角川裕次『計算機プログラミングの基礎概念』がぜんぜん話題になってないことに絶望した件

Cとアセンブリ言語で学ぶ計算機プログラミングの基礎概念 - プログラムはプロセッサ上でどのように実行されるのか

Cとアセンブリ言語で学ぶ計算機プログラミングの基礎概念 - プログラムはプロセッサ上でどのように実行されるのか

この本、平台じゃなくて棚の方に面陳になっていたのを見かけ、気になったので読んでみたところ、意外に面白かったんで買ってみました。

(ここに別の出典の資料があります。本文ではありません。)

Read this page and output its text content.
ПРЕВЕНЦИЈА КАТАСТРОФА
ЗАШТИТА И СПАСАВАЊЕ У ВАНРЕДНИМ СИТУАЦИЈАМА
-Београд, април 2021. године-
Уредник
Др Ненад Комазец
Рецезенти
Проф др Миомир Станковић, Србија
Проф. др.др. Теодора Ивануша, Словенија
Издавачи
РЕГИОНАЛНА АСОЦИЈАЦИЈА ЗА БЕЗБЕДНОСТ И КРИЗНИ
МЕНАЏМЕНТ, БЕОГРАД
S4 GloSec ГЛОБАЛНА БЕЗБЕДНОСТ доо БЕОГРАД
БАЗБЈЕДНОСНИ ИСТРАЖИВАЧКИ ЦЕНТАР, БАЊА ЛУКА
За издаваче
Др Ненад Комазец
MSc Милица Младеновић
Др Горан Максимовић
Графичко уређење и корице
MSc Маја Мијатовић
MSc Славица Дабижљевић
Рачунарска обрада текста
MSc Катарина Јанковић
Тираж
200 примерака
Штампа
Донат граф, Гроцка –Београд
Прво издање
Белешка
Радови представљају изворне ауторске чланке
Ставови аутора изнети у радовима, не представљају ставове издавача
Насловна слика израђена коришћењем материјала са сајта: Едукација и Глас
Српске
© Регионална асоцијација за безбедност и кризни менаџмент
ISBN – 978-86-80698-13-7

プログラミング言語の基本的な概念をCを使って説明するにあたって、Cのコードをアセンブラコンパイルした結果も並べながら説明するという、『プログラミングの力を生み出す本』とかに似た風味の本です。あちらとの違いは、

  • ターゲットのCPUがIntel x86ではなくMIPS
  • アセンブラは全部は載せず、要所要所、必要最小限のところのみ抜粋しての紹介になっている

といった辺りですね。

それと大きな違いとしては、この本では最後の方になると「マルチスレッド」「スレッド同期」(要するにmutexとかmonitorとか)「例外」「非ブロッキング並行データ構造」とかいう章題が並んでいて、モダンな概念についての目配せが聞いているところ。いかにも今風でいい感じです。なんていうか、『プログラミングの力を〜』が現場での実戦叩き上げ系とでも言える一方、こちらは研究系というか、大学の学部向けカリキュラムに使えるよう、教科書としてチューンされている感じです。

教科書的なところといえば、例題で、

4-2 以下のビットパターンそれぞれをIEEE754単精度で表された数とみなし、十進数で示せ。
(a) 0 10000101 10101000000000000000000
(略)
4-3 以下のビットパターンそれぞれをIEEE754倍精度で表された数とみなし、十進数で示せ。
(a) 0 10000000101 1010000000000000000000000000000000000000000000000000
(略)

とかって載ってるのも、一瞬ネタなのか不安になりそうで素敵です(引用の桁数は間違ってるかも)。森北出版がついに本気出してきた感があります。

ていうか、この著者名ってどこかで聞いたことあるような……と思ったら、VFlibとかTTYPLAYERとかCAMPUS LIsPの人じゃないですか! それを先に言ってくれないと!(<逆切れ)

http://www-masu.ist.osaka-u.ac.jp/~kakugawa/hacks/
(以前のサイトの方が馴染みのある人が多いかも)

にも関わらず、はてなでもtechnoratiでもgoogleブログ検索でも、この本に触れているblogはものの見事にないようです。もったいない。森北だからスルーされてたんですかね……。

あ、amazonでは『Cプログラムの中身がわかる本』も近いと書いてありますね。こっちは読んでないです(って、これも今年の本なのか! うう、ノーマークだった……明日札幌で探すか……)。つか、教科書向けにかっちり書いてある本に対して、「先に出ている類書で、簡潔で分かりやすい本があります」というのは別に欠点の指摘にはなってないような。というわけで、手堅い記述が大嫌いというひとでなければ、ふつうにお勧めできる本だと思います。